Se o paciente sai da consulta com o plano na mão, agradece e nunca mais aparece, o problema quase nunca é preço. São dois furos concretos: ele não enxergou o próprio problema e ninguém da clínica voltou a falar com ele depois. Fechar esses dois furos é o que move a taxa de aceitação, e nenhum dos dois exige técnica de venda.
A resposta curta: mostre a imagem do exame na tela durante a consulta e explique o achado em quatro frases curtas, depois mantenha uma cadência de retorno com data marcada (24 a 48 horas, 7 dias, 30 dias e 90 dias), encerrando o ciclo depois de três tentativas sem resposta.

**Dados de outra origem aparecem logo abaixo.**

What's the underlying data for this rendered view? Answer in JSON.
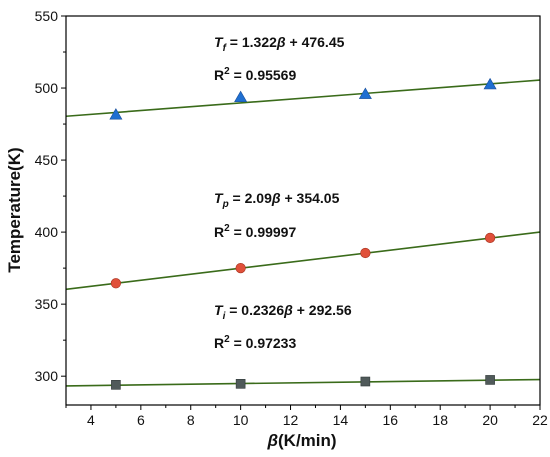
{
  "chart_data": {
    "type": "scatter",
    "title": "",
    "xlabel": {
      "symbol": "β",
      "unit": "(K/min)"
    },
    "ylabel": "Temperature(K)",
    "xlim": [
      3,
      22
    ],
    "ylim": [
      280,
      550
    ],
    "xticks": [
      4,
      6,
      8,
      10,
      12,
      14,
      16,
      18,
      20,
      22
    ],
    "yticks": [
      300,
      350,
      400,
      450,
      500,
      550
    ],
    "grid": false,
    "series": [
      {
        "x": [
          5,
          10,
          15,
          20
        ],
        "values": [
          481.5,
          493.6,
          495.8,
          502.5
        ],
        "marker": "triangle",
        "color": "#1f6fd1",
        "fit": {
          "slope": 1.322,
          "intercept": 476.45
        },
        "equation": {
          "symbol": "T",
          "sub": "f",
          "rhs": " = 1.322",
          "var": "β",
          "tail": " + 476.45"
        },
        "r2": {
          "base": "R",
          "sup": "2",
          "rest": " = 0.95569"
        }
      },
      {
        "x": [
          5,
          10,
          15,
          20
        ],
        "values": [
          364.5,
          375.0,
          385.5,
          396.0
        ],
        "marker": "circle",
        "color": "#e0503a",
        "fit": {
          "slope": 2.09,
          "intercept": 354.05
        },
        "equation": {
          "symbol": "T",
          "sub": "p",
          "rhs": " = 2.09",
          "var": "β",
          "tail": " + 354.05"
        },
        "r2": {
          "base": "R",
          "sup": "2",
          "rest": " = 0.99997"
        }
      },
      {
        "x": [
          5,
          10,
          15,
          20
        ],
        "values": [
          294.0,
          294.7,
          296.3,
          297.4
        ],
        "marker": "square",
        "color": "#505a5a",
        "fit": {
          "slope": 0.2326,
          "intercept": 292.56
        },
        "equation": {
          "symbol": "T",
          "sub": "i",
          "rhs": " = 0.2326",
          "var": "β",
          "tail": " + 292.56"
        },
        "r2": {
          "base": "R",
          "sup": "2",
          "rest": " = 0.97233"
        }
      }
    ],
    "fit_line_color": "#3a6b1a"
  }
}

O resto do texto detalha como fazer cada parte, o que registrar no prontuário e como medir o resultado sem planilha paralela.
O orçamento não é um papel: é a última etapa da consulta
A cena se repete em toda clínica. O paciente termina a primeira consulta de avaliação, a recepção imprime o plano, ele agradece, diz que vai ver com calma e some. Três meses depois ninguém sabe dizer se ele achou caro, se não entendeu, se foi tratar em outro lugar ou se simplesmente esqueceu.
Informar o preço e concluir a comunicação do diagnóstico são coisas diferentes. Entregar um documento com valores encerra a parte administrativa e deixa a parte clínica pela metade: o paciente sai sabendo quanto custa, mas sem ter enxergado o que ele tem, onde está e o que acontece se nada for feito.
Por isso a apresentação do plano de tratamento é etapa clínica, não tarefa de recepção. Quem leu a radiografia panorâmica, a periapical ou a tomografia computadorizada de feixe cônico é quem consegue traduzir o achado. A recepção entra depois, no acompanhamento, nas condições de pagamento e no registro, com um script combinado.
Um recorte antes de seguir: tudo aqui trata de comunicação e acompanhamento de paciente que já foi atendido, dentro de um vínculo profissional existente. Não é captação nem publicidade. O Código de Ética Odontológica, fiscalizado pelo CFO e pelos CROs, limita a mercantilização da odontologia e o anúncio que promete resultado, e nada do que está descrito adiante depende disso.
Por que o paciente aprova e depois some: as cinco causas reais
Quando a clínica para de tratar "o paciente achou caro" como explicação única, aparecem cinco causas distintas. Cada uma tem um sinal observável na cadeira e uma correção diferente.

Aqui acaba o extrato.